In Canada - Call your doctor for medical advice about side effects. You may report side effects to Health Canada at 1-866-234-2345.
Before using belimumab, tell your doctor or pharmacist if you are allergic to it; or if you have any other allergies. This product may contain inactive ingredients, which can cause allergic reactions or other problems. Talk to your pharmacist for more details.
Before using this medication, tell your doctor or pharmacist your medical history, especially of: infections (current infections, infections that return), mental/mood problems (such as depression, thoughts of suicide), cancer.
Belimumab can make you more likely to get infections or may worsen any current infections.
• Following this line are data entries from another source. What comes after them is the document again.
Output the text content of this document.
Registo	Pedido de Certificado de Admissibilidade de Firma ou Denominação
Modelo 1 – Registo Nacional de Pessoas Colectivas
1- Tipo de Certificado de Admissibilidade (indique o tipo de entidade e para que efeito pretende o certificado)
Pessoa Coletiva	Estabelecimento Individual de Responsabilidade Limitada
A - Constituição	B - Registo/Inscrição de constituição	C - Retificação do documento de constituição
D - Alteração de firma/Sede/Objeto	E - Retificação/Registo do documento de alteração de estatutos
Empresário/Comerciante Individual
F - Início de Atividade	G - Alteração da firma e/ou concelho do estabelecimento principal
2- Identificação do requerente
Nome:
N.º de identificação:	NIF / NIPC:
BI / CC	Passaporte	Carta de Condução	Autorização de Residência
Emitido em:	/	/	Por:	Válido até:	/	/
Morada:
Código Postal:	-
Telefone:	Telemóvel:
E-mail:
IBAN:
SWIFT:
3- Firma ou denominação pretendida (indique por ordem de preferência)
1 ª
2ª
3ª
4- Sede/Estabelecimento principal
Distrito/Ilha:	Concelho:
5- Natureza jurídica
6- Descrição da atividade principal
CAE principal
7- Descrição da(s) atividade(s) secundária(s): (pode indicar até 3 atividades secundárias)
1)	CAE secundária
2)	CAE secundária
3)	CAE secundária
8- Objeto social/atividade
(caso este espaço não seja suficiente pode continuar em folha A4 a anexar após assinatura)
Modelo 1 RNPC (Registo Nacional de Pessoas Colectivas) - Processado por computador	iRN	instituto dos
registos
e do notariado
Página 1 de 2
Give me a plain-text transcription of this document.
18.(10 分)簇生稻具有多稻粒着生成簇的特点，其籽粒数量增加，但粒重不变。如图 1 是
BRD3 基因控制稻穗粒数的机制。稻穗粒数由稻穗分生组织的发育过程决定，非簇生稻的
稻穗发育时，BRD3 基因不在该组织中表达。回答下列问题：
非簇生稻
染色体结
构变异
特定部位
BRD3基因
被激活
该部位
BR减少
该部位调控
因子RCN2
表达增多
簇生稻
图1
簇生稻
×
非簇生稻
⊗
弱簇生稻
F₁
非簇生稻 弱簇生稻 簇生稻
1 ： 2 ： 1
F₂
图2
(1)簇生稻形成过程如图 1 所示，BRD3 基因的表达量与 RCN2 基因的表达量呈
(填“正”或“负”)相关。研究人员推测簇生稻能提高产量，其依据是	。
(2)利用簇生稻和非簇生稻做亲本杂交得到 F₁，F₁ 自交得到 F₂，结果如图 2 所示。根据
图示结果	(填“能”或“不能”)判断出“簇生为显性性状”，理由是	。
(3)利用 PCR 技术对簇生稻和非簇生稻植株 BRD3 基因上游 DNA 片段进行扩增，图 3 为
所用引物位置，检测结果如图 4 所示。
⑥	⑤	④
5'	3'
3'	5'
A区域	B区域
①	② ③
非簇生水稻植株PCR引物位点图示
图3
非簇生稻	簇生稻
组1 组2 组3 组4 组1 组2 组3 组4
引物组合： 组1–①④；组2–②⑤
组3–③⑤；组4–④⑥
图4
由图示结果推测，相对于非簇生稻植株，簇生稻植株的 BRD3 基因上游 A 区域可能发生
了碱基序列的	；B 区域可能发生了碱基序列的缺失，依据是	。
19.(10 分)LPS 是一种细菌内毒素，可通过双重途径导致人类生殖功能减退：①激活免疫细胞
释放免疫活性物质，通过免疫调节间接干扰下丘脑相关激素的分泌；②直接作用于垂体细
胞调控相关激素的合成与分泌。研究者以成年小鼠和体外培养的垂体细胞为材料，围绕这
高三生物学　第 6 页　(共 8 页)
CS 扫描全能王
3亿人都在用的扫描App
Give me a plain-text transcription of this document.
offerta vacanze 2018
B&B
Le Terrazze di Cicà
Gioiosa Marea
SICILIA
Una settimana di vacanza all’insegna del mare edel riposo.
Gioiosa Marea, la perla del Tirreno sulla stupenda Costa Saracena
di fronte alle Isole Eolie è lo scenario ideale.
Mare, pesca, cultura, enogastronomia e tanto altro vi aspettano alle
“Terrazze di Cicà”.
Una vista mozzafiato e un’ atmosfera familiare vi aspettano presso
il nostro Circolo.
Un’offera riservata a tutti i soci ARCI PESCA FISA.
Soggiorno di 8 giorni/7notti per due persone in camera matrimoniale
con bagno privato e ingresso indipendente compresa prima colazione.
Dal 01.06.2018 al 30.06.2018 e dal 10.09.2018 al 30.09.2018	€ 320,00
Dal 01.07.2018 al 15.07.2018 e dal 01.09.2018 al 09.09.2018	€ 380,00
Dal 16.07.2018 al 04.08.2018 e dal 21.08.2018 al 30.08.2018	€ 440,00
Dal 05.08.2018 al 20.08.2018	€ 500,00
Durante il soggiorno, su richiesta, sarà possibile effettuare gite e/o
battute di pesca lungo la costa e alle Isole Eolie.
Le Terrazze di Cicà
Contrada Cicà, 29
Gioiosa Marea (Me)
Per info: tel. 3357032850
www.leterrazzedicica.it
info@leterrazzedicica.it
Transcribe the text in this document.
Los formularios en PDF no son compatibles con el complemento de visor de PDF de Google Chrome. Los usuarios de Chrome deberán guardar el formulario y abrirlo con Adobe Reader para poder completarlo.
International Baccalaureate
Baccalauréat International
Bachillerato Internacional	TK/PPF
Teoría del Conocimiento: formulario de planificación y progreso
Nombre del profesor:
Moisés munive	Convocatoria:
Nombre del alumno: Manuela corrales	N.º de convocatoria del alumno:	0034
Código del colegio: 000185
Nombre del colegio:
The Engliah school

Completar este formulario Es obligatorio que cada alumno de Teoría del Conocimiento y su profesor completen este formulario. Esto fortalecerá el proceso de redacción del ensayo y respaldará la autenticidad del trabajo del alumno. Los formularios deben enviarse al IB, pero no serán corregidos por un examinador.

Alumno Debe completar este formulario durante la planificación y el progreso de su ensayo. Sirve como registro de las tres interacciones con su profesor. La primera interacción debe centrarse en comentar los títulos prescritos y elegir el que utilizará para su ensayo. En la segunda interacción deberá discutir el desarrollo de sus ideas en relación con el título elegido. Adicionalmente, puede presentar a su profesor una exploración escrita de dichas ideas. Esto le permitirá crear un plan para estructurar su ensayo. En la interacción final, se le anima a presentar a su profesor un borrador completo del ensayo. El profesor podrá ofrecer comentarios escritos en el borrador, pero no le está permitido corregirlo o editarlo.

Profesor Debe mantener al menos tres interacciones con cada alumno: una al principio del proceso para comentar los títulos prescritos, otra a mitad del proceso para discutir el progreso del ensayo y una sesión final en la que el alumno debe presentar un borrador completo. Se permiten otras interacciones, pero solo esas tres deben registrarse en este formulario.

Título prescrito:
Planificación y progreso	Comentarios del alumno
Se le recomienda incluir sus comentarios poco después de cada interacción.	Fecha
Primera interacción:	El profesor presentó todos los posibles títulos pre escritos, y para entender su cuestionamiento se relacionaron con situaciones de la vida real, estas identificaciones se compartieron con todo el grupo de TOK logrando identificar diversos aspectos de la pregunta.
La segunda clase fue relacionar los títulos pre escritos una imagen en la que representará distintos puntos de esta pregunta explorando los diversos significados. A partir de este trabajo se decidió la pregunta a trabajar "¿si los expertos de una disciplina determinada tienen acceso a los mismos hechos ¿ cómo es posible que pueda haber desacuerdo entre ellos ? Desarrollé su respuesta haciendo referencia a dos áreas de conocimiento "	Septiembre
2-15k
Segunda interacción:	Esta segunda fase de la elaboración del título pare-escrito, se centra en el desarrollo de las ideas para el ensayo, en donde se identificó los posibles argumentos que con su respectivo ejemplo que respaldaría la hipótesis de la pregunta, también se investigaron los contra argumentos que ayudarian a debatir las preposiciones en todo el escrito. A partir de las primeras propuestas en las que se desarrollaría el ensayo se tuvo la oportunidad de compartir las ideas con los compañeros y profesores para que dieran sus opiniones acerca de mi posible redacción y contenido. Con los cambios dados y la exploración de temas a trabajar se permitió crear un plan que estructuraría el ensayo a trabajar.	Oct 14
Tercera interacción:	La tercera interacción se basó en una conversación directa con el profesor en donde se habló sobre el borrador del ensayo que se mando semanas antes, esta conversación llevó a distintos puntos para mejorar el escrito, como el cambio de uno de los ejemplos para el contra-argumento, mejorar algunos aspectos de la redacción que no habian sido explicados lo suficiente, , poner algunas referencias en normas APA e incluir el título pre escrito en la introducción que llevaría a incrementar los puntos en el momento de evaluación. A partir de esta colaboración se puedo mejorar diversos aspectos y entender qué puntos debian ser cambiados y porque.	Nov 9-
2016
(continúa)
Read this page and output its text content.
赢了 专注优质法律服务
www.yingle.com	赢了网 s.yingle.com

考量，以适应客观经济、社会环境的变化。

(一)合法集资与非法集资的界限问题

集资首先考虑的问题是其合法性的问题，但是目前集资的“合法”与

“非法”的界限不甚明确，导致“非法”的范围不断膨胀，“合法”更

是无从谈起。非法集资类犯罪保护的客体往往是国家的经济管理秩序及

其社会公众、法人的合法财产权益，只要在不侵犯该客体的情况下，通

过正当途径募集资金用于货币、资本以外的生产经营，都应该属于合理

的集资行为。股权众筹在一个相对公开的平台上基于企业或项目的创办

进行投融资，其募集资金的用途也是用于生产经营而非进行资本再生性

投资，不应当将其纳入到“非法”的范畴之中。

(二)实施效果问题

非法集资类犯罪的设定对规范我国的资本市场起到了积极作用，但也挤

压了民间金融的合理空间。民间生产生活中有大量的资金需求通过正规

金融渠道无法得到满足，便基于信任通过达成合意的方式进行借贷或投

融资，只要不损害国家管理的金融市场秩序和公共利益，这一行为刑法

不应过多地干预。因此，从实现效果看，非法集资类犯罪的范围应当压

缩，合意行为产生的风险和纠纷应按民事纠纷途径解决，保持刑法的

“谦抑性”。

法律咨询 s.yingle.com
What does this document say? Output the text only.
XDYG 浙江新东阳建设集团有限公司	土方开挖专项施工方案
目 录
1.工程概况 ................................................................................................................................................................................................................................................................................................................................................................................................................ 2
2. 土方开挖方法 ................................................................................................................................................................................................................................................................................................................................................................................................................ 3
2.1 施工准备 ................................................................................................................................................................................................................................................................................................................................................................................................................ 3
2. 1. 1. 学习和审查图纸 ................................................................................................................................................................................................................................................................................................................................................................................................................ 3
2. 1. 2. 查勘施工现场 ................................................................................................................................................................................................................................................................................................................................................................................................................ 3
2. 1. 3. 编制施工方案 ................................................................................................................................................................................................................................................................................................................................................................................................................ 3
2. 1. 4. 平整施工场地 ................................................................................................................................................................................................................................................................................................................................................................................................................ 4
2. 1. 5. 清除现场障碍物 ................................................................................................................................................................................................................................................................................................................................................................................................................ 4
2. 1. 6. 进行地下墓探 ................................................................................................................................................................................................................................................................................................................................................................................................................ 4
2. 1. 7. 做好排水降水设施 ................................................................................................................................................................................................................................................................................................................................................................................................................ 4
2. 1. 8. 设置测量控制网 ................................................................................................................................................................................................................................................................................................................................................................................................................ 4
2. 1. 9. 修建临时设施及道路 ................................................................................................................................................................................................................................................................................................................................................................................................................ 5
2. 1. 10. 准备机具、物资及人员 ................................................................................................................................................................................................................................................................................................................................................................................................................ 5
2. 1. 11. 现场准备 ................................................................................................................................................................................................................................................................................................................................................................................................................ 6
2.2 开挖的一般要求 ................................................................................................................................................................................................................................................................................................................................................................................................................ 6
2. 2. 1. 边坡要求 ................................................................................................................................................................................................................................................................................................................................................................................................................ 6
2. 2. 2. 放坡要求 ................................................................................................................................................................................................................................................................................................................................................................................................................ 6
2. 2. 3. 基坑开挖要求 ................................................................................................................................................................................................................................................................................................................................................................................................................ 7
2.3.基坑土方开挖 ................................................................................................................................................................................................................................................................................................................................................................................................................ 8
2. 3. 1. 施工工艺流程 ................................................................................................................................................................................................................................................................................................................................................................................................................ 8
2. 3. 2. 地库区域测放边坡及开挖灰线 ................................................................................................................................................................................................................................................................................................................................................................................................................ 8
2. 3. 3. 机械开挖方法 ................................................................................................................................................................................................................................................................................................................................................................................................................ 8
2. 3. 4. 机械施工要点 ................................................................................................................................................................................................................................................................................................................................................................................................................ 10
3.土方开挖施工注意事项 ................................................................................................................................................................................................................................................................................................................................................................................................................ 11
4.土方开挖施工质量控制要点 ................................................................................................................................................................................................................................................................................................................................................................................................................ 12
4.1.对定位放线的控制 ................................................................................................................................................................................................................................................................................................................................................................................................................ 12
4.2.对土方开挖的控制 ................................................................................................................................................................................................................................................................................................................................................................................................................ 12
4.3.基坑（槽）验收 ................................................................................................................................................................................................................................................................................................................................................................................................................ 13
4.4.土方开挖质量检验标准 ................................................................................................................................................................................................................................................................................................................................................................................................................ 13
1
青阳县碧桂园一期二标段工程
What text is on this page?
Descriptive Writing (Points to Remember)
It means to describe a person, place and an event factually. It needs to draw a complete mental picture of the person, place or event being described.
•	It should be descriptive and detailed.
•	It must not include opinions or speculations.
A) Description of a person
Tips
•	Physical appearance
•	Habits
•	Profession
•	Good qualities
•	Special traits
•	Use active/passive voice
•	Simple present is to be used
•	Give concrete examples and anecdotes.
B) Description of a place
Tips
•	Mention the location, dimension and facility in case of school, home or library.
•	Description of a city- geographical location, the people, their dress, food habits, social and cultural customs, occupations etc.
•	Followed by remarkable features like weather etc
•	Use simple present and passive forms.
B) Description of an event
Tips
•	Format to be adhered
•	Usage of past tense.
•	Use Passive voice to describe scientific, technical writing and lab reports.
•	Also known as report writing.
Therefore, wash your hands well to prevent the spread of infection. Avoid contact with people who have infections that may spread to others (such as chickenpox, measles, flu). Consult your doctor if you have been exposed to an infection or for more details.
Do not have immunizations/vaccinations without the consent of your doctor. Tell your doctor if you have had any recent immunizations. Avoid contact with people who have recently received live vaccines (such as flu vaccine inhaled through the nose).
Before having surgery, tell your doctor or dentist about all the products you use (including prescription drugs, nonprescription drugs, and herbal products).
During pregnancy, this medication should be used only when clearly needed. Discuss the risks and benefits, and reliable forms of birth control with your doctor. The manufacturer recommends the use of reliable forms of birth control during treatment and for at least 4 months after your last treatment.
Drug interactions may change how your medications work or increase your risk for serious side effects. This document does not contain all possible drug interactions. Keep a list of all the products you use (including prescription/nonprescription drugs and herbal products) and share it with your doctor and pharmacist. Do not start, stop, or change the dosage of any medicines without your doctor's approval.
If someone has overdosed and has serious symptoms such as passing out or trouble breathing, call 911. Otherwise, call a poison control center right away. US residents can call their local poison control center at 1-800-222-1222. Canada residents can call a provincial poison control center.
Laboratory and/or medical tests may be performed periodically to monitor your progress or check for side effects. Consult your doctor for more details.
For the best possible benefit, it is important to receive each scheduled dose of this medication as directed. If you miss a dose, contact your doctor or pharmacist right away to establish a new dosing schedule.